|Systematic (IUPAC) name|
|Excretion||75% biliary, 25% renally|
|Molecular mass||459.497 g/mol|
|(what is this?)|
Apixaban (BMS-562247-01, tradename Eliquis) is an anticoagulant for the treatment of venous thromboembolic events. It is a direct factor Xa inhibitor. Apixaban has been available in Europe since May 2012. In the United States, it is undergoing phase III trials for the prevention of venous thromboembolism. An FDA decision on apixaban which was expected on June 28, 2012 was delayed. On August 21, 2014, Pfizer announced that Apixaban was now FDA approved for treatment and secondary prophylaxis of DVT and PE. It is being developed in a joint venture by Pfizer and Bristol-Myers Squibb.
Apixaban is indicated for the following:
- To lower the risk of stroke and embolism in patients with nonvalvular atrial fibrillation.
- Deep vein thrombosis (DVT) prophylaxis. DVT's may lead to pulmonary embolism (PE) in knee or hip replacement surgery patients.
- Treatment of both deep vein thrombosis (DVT) and pulmonary embolism (PE).
- To reduce the risk of recurring DVT and PE after initial therapy.

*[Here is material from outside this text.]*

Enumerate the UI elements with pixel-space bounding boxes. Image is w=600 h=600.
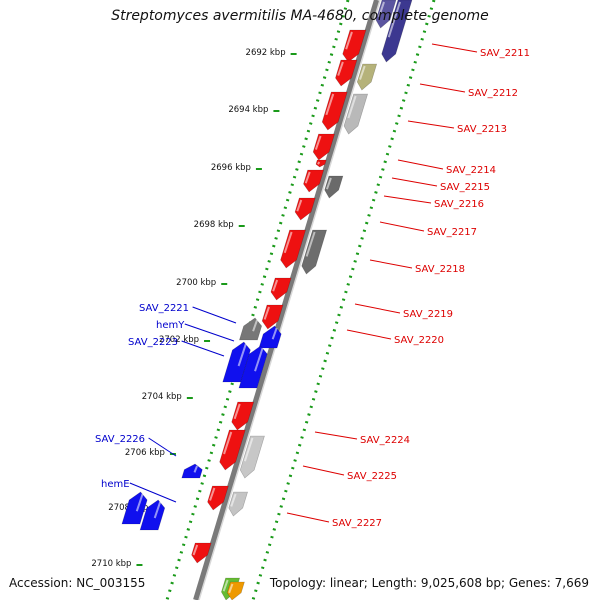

Apixaban is recommended by the National Institute for Health and Clinical Excellence for the prevention of stroke and systemic embolism in people with non-valvular atrial fibrillation and at least one of the following risk factors: prior stroke or transient ischemic attack, age 75 years or older, diabetes, or symptomatic heart failure. This recommendation was based on the results of a single 18,201 person Phase 3 trial comparing people treated with apixaban to people treated with warfarin and having an international normalized ratio ((NR) target range of 2.0 to 3.0. In this trial, apixaban was associated with a reduced risk of stroke and systemic embolism compared to warfarin over a period of 1.8 years (hazard ratio 0.79). The risk of fatal or disabling stroke was also reduced in the apixaban treatment arm (hazard ratio 0.71). Apixaban was associated with fewer total deaths than warfarin, though the difference was only marginally statistically significant (HR 0.89, p=0.047).The average person in the warfarin arm of the trial remained within the targeted INR range was 62%, which the institute concluded was typical of people on warfarin therapy in the United Kingdom.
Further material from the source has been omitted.